Fourth grade really focuses on cementing the idea that fractions are parts of a whole that can be added together or broken apart. Students work solely with like denominators to add, subtract, model, write equations, and justify their thinking. Students should be able to do this with mixed numbers and fractions and be able to use visuals to solve word problems. How do I accomplish all of that you ask?
Adding Fractions With Like Denominators
Pattern blocks and number lines are ideal for fourth graders because they provide consistent denominators.
When using pattern blocks, students can substitute shapes for fractional names. 1 rhombus + 2 rhombuses = 3 rhombuses. Since a rhombus represents one third, students can replace “rhombus” with “third” to show addition. 1 third + 2 thirds = 3 thirds.
Number lines are great too, and it’s okay if students aren’t precise as they divide their number lines. Grid paper will help keep their work neat, but it’s not necessary. In this example, you can see how number lines can also show how fractions can add up to more than one whole.
Subtracting Fractions With Like Denominators
Keep those pattern blocks out for subtracting fractions. Students who struggle will appreciate being able to use pattern blocks to build a fraction, then take away piece by piece to subtract and see what’s left over. Here we start with 5/6 and subtract 3/6, to show 2/6 left.
Some students will also benefit from counting back on a number line to show how to subtract. When you start with 1 1/3, and need to subtract 2/3, some students will get stuck, since they don’t have 2/3 to subtract.

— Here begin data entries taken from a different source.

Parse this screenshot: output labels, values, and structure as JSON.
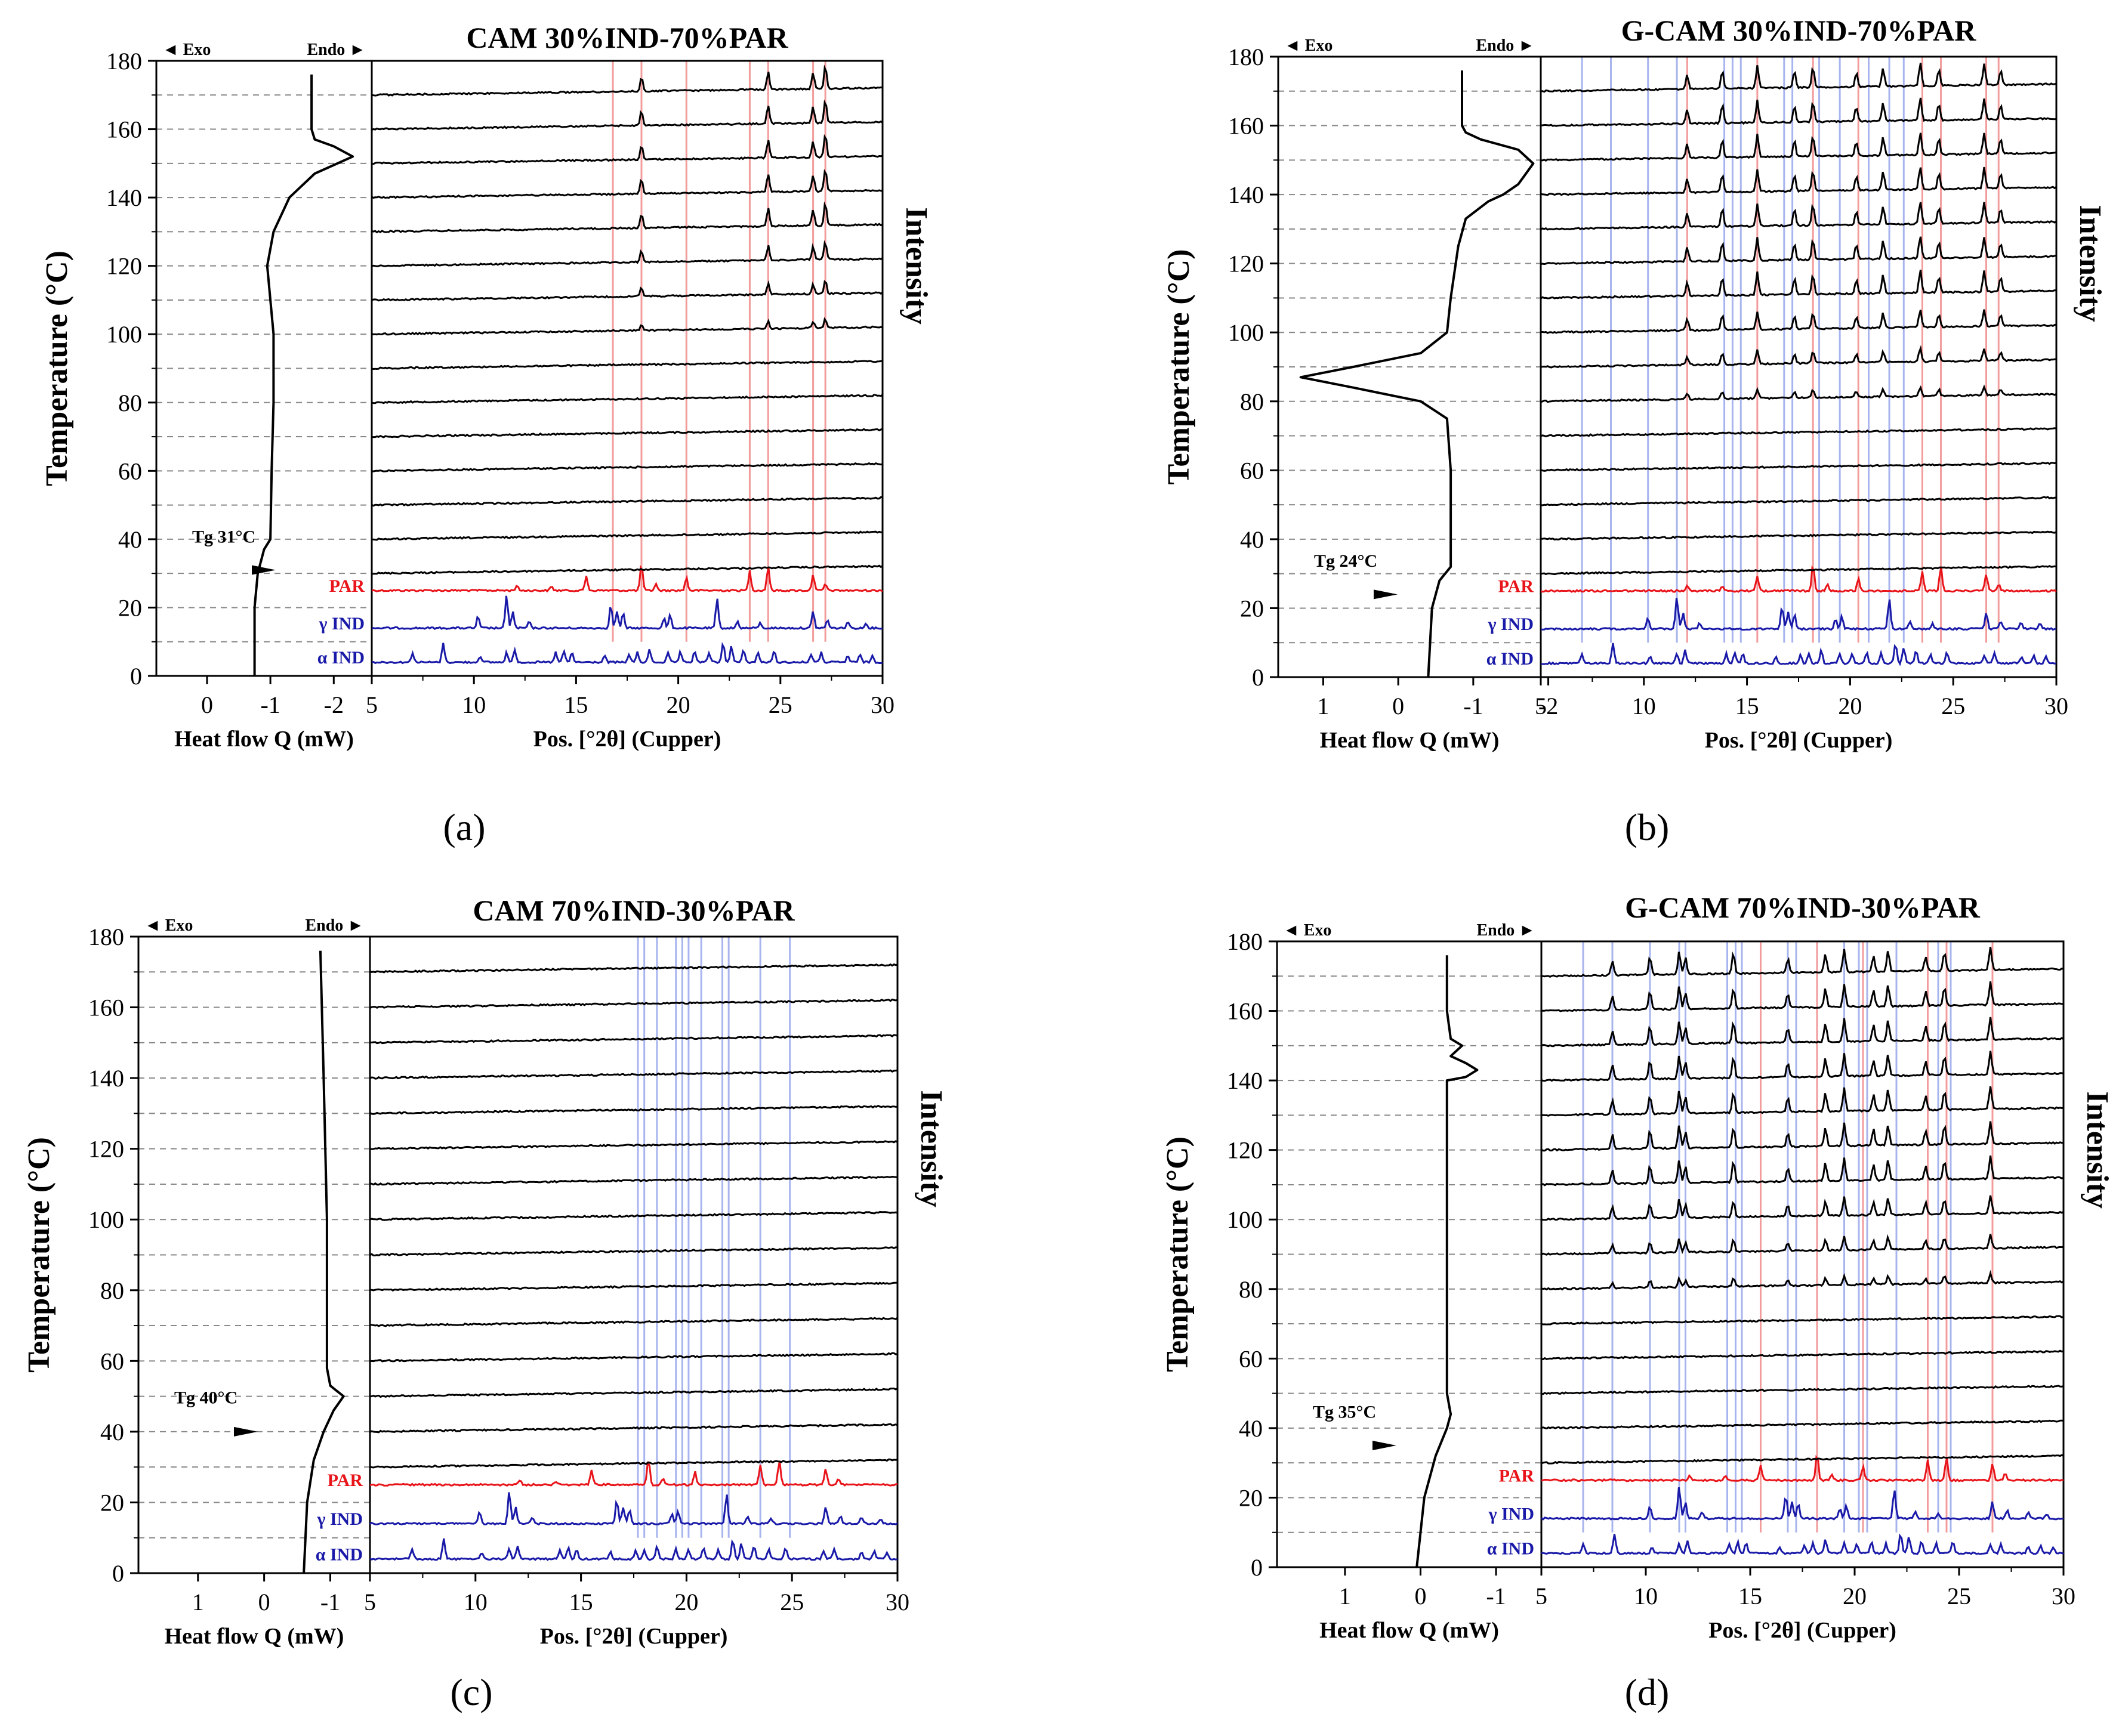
{
  "chart_data": [
    {
      "id": "a",
      "type": "line",
      "title": "CAM 30%IND-70%PAR",
      "caption_letter": "a",
      "left_panel": {
        "xlabel": "Heat flow Q (mW)",
        "xticks": [
          "0",
          "-1",
          "-2"
        ],
        "xrange": [
          0.8,
          -2.6
        ],
        "tg_label": "Tg 31°C",
        "tg_value": 31,
        "dsc_points": [
          [
            -0.75,
            0
          ],
          [
            -0.75,
            20
          ],
          [
            -0.8,
            30
          ],
          [
            -0.9,
            37
          ],
          [
            -1.0,
            40
          ],
          [
            -1.02,
            60
          ],
          [
            -1.05,
            80
          ],
          [
            -1.05,
            100
          ],
          [
            -1.0,
            110
          ],
          [
            -0.95,
            120
          ],
          [
            -1.05,
            130
          ],
          [
            -1.3,
            140
          ],
          [
            -1.7,
            147
          ],
          [
            -2.3,
            152
          ],
          [
            -2.0,
            155
          ],
          [
            -1.7,
            157
          ],
          [
            -1.65,
            160
          ],
          [
            -1.65,
            176
          ]
        ]
      },
      "right_panel": {
        "xlabel": "Pos. [°2θ] (Cupper)",
        "xticks": [
          "5",
          "10",
          "15",
          "20",
          "25",
          "30"
        ],
        "xrange": [
          5,
          30
        ],
        "cryst_start": 100,
        "cryst_peaks": [
          18.2,
          24.4,
          27.2,
          26.6
        ],
        "ref_lines": {
          "red": [
            16.8,
            18.2,
            20.4,
            23.5,
            24.4,
            26.6,
            27.2
          ],
          "blue": []
        }
      },
      "yaxis": {
        "label": "Temperature (°C)",
        "ticks": [
          "0",
          "20",
          "40",
          "60",
          "80",
          "100",
          "120",
          "140",
          "160",
          "180"
        ],
        "range": [
          0,
          180
        ]
      },
      "ylabel_right": "Intensity",
      "exo": "Exo",
      "endo": "Endo",
      "references": [
        "PAR",
        "γ IND",
        "α IND"
      ]
    },
    {
      "id": "b",
      "type": "line",
      "title": "G-CAM 30%IND-70%PAR",
      "caption_letter": "b",
      "left_panel": {
        "xlabel": "Heat flow Q (mW)",
        "xticks": [
          "1",
          "0",
          "-1",
          "-2"
        ],
        "xrange": [
          1.6,
          -1.9
        ],
        "tg_label": "Tg 24°C",
        "tg_value": 24,
        "dsc_points": [
          [
            -0.4,
            0
          ],
          [
            -0.45,
            20
          ],
          [
            -0.55,
            28
          ],
          [
            -0.7,
            32
          ],
          [
            -0.7,
            60
          ],
          [
            -0.65,
            75
          ],
          [
            -0.3,
            80
          ],
          [
            0.6,
            84
          ],
          [
            1.3,
            87
          ],
          [
            0.6,
            90
          ],
          [
            -0.3,
            94
          ],
          [
            -0.65,
            100
          ],
          [
            -0.7,
            110
          ],
          [
            -0.8,
            125
          ],
          [
            -0.9,
            133
          ],
          [
            -1.2,
            138
          ],
          [
            -1.4,
            140
          ],
          [
            -1.6,
            143
          ],
          [
            -1.8,
            149
          ],
          [
            -1.6,
            153
          ],
          [
            -1.1,
            156
          ],
          [
            -0.9,
            158
          ],
          [
            -0.85,
            160
          ],
          [
            -0.85,
            176
          ]
        ]
      },
      "right_panel": {
        "xlabel": "Pos. [°2θ] (Cupper)",
        "xticks": [
          "5",
          "10",
          "15",
          "20",
          "25",
          "30"
        ],
        "xrange": [
          5,
          30
        ],
        "cryst_start": 80,
        "cryst_peaks": [
          12.1,
          13.8,
          15.5,
          17.3,
          18.2,
          20.3,
          21.6,
          23.4,
          24.3,
          26.5,
          27.3
        ],
        "ref_lines": {
          "red": [
            12.1,
            15.5,
            18.2,
            20.4,
            23.5,
            24.4,
            26.6,
            27.2
          ],
          "blue": [
            7.0,
            8.4,
            10.2,
            11.6,
            13.9,
            14.3,
            14.7,
            16.8,
            17.2,
            18.5,
            19.5,
            20.9,
            21.9,
            22.6
          ]
        }
      },
      "yaxis": {
        "label": "Temperature (°C)",
        "ticks": [
          "0",
          "20",
          "40",
          "60",
          "80",
          "100",
          "120",
          "140",
          "160",
          "180"
        ],
        "range": [
          0,
          180
        ]
      },
      "ylabel_right": "Intensity",
      "exo": "Exo",
      "endo": "Endo",
      "references": [
        "PAR",
        "γ IND",
        "α IND"
      ]
    },
    {
      "id": "c",
      "type": "line",
      "title": "CAM 70%IND-30%PAR",
      "caption_letter": "c",
      "left_panel": {
        "xlabel": "Heat flow Q (mW)",
        "xticks": [
          "1",
          "0",
          "-1"
        ],
        "xrange": [
          1.9,
          -1.6
        ],
        "tg_label": "Tg 40°C",
        "tg_value": 40,
        "dsc_points": [
          [
            -0.6,
            0
          ],
          [
            -0.65,
            20
          ],
          [
            -0.75,
            32
          ],
          [
            -0.9,
            40
          ],
          [
            -1.05,
            46
          ],
          [
            -1.2,
            50
          ],
          [
            -1.0,
            53
          ],
          [
            -0.95,
            58
          ],
          [
            -0.95,
            100
          ],
          [
            -0.9,
            140
          ],
          [
            -0.85,
            176
          ]
        ]
      },
      "right_panel": {
        "xlabel": "Pos. [°2θ] (Cupper)",
        "xticks": [
          "5",
          "10",
          "15",
          "20",
          "25",
          "30"
        ],
        "xrange": [
          5,
          30
        ],
        "cryst_start": 1000,
        "cryst_peaks": [],
        "ref_lines": {
          "red": [],
          "blue": [
            17.7,
            18.0,
            18.6,
            19.5,
            19.8,
            20.1,
            20.7,
            21.7,
            22.0,
            23.5,
            24.9
          ]
        }
      },
      "yaxis": {
        "label": "Temperature (°C)",
        "ticks": [
          "0",
          "20",
          "40",
          "60",
          "80",
          "100",
          "120",
          "140",
          "160",
          "180"
        ],
        "range": [
          0,
          180
        ]
      },
      "ylabel_right": "Intensity",
      "exo": "Exo",
      "endo": "Endo",
      "references": [
        "PAR",
        "γ IND",
        "α IND"
      ]
    },
    {
      "id": "d",
      "type": "line",
      "title": "G-CAM 70%IND-30%PAR",
      "caption_letter": "d",
      "left_panel": {
        "xlabel": "Heat flow Q (mW)",
        "xticks": [
          "1",
          "0",
          "-1"
        ],
        "xrange": [
          1.9,
          -1.6
        ],
        "tg_label": "Tg 35°C",
        "tg_value": 35,
        "dsc_points": [
          [
            0.05,
            0
          ],
          [
            -0.05,
            20
          ],
          [
            -0.2,
            32
          ],
          [
            -0.35,
            40
          ],
          [
            -0.4,
            44
          ],
          [
            -0.35,
            50
          ],
          [
            -0.35,
            140
          ],
          [
            -0.6,
            141
          ],
          [
            -0.75,
            143
          ],
          [
            -0.6,
            145
          ],
          [
            -0.4,
            147
          ],
          [
            -0.55,
            150
          ],
          [
            -0.4,
            152
          ],
          [
            -0.35,
            160
          ],
          [
            -0.35,
            176
          ]
        ]
      },
      "right_panel": {
        "xlabel": "Pos. [°2θ] (Cupper)",
        "xticks": [
          "5",
          "10",
          "15",
          "20",
          "25",
          "30"
        ],
        "xrange": [
          5,
          30
        ],
        "cryst_start": 80,
        "cryst_peaks": [
          8.4,
          10.2,
          11.6,
          11.9,
          14.2,
          16.8,
          18.6,
          19.5,
          20.9,
          21.6,
          23.4,
          24.3,
          26.5
        ],
        "ref_lines": {
          "red": [
            15.5,
            18.2,
            20.4,
            23.5,
            24.4,
            26.6
          ],
          "blue": [
            7.0,
            8.4,
            10.2,
            11.6,
            11.9,
            13.9,
            14.3,
            14.6,
            16.8,
            17.2,
            19.5,
            20.2,
            20.6,
            22.0,
            24.0,
            24.6
          ]
        }
      },
      "yaxis": {
        "label": "Temperature (°C)",
        "ticks": [
          "0",
          "20",
          "40",
          "60",
          "80",
          "100",
          "120",
          "140",
          "160",
          "180"
        ],
        "range": [
          0,
          180
        ]
      },
      "ylabel_right": "Intensity",
      "exo": "Exo",
      "endo": "Endo",
      "references": [
        "PAR",
        "γ IND",
        "α IND"
      ]
    }
  ],
  "colors": {
    "par": "#e8141a",
    "ind": "#1a1aa8",
    "trace": "#000000",
    "ref_red": "#f29c9c",
    "ref_blue": "#a8b4ee",
    "grid": "#888888"
  }
}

When using a number line, they can count back 1/3 at a time to show 2/3 remaining.
Solving Word Problems Like a Pro
The key to solving word problems is to make sure you really understand what the question is asking. If a student can’t explain the problem without looking at it, he probably doesn’t understand it well enough to solve it…yet. Rereading the problem and drawing a picture are invaluable tools for success.